For all the dystopian imagery that Thom Yorke puts into his lyrics, be it “2+2=5” from Hail to the Thief or the computerized speech of OK Computer’s “Fitter Happier,” he managed to spin all of that into a deeply moving love letter to love lost with Kid A, in a way that would never truly make you think it was anything but a vision of chemical warfare. It could be said that, in the time after OK Computer, while Yorke was being heckled into tears by screaming fans demanding to hear “Creep,” he became something more than a man with a guitar. He became a shell, and Kid A was a time-lapse piece of that shell being recreated in the image of something else, something entirely indistinguishable from the thing before it. It’s tragic that it happened, but it ended up being one of the most haunting things the new millennium had to offer, and it was proof that it was, truly, going to be alright, and that everything was in its right place.

Further listening: Kid A can be downloaded here, while the film discussed in this article, Meeting People is Easy, can be found here. For those seeking something different, Kid 17, a curious sync-up in which each song re-starts and overlaps with the song 17 seconds in, can be found here.

The Best of the Decade - An Introduction

There are lists that every record reviewer loves to write: “Top five songs for a rainy day.” “The best songs to get over a break-up.” “Twenty songs to start a Monday.” But there is one kind of list that nobody relishes doing: the best of the _____. The best of the year can be enjoyable, provided your December involves re-listening to everything and not, as the case is whenever the last week rolls around for me, a mad dash to take in everything you were too stubborn to put down because you just simply didn’t want to stop listening to that Parenthetical Girls album. But, there is one point that I can’t imagine anyone who writes about music, for fun or for profit, enjoys: the end of the decade.

And so here we are, in the 8th month of 2009, meaning that the time has (technically) come, to discuss what was really, really good in the last ten years. Gee, wasn’t Yankee Hotel Foxtrot magnificent, or what about Agaetis Byrjun? And what about Kid A? How exactly does one simply put an album like White Blood Cells over Chutes Too Narrow, or, if you aren’t on the Pitchfork writing staff, De-Loused in the Comatorium? In the end, you’ll just spend too much time pulling out your hair, trying to figure out if Picaresque really does belong in a spot higher than Bitte Orca, and you’ll look at the clock, it'll be 2011, and you'll go, “Now what was I doing again?”

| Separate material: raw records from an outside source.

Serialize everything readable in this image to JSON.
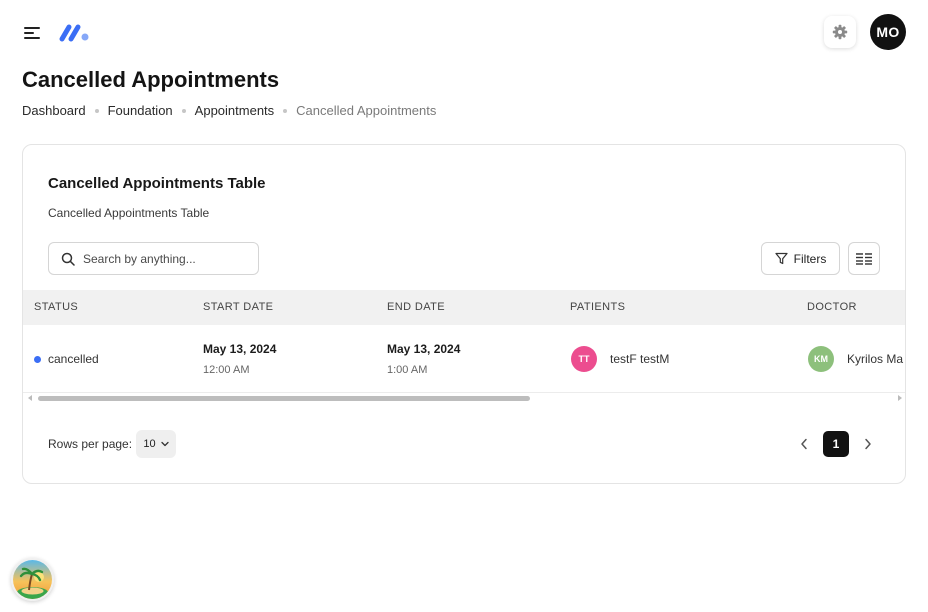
{
  "header": {
    "user_initials": "MO",
    "icons": {
      "menu": "hamburger-menu-icon",
      "logo": "brand-logo-icon",
      "settings": "gear-icon"
    }
  },
  "page": {
    "title": "Cancelled Appointments",
    "breadcrumb": [
      "Dashboard",
      "Foundation",
      "Appointments",
      "Cancelled Appointments"
    ]
  },
  "card": {
    "title": "Cancelled Appointments Table",
    "subtitle": "Cancelled Appointments Table",
    "search_placeholder": "Search by anything...",
    "filters_label": "Filters",
    "columns": [
      "STATUS",
      "START DATE",
      "END DATE",
      "PATIENTS",
      "DOCTOR"
    ],
    "rows": [
      {
        "status": "cancelled",
        "start_date": "May 13, 2024",
        "start_time": "12:00 AM",
        "end_date": "May 13, 2024",
        "end_time": "1:00 AM",
        "patient_initials": "TT",
        "patient_name": "testF testM",
        "doctor_initials": "KM",
        "doctor_name": "Kyrilos Ma"
      }
    ],
    "pagination": {
      "rows_per_page_label": "Rows per page:",
      "rows_per_page": "10",
      "current_page": "1"
    }
  },
  "colors": {
    "status_cancelled": "#3b6ef5",
    "patient_avatar": "#ec4d8f",
    "doctor_avatar": "#8dc07c",
    "brand_logo": "#3b6ef5",
    "dark": "#111111"
  }
}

I am someone who will inevitably try and establish some sort of record hierarchy for the decade, but, and this is going to sound very silly, it just isn’t fair. The albums that people refer to as “the best of (insert large time span here)” are the ones that stay with you in 20 years time, the kind of records that you get in bar fights over and you sacrifice the car to keep in a nasty divorce. It’s unfair to say that you liked Boys & Girls in America more, even though “Citrus” and “First Night” didn’t make you cry as much as every single time you heard “Love Love Love” or “Of Angels & Angles.”

So, it is with complete fairness that I have decided that the end of the decade should call for celebration of every album that made the decade great. It calls for a celebration of songs like “Wake Up” and “Chicago,” everything from the pop genius of “Stillness is the Move” to the fucked up disco of “Idioteque,” and everywhere in between. It is my intent to discuss these albums, and why they remain so powerful and, in the end, flawless.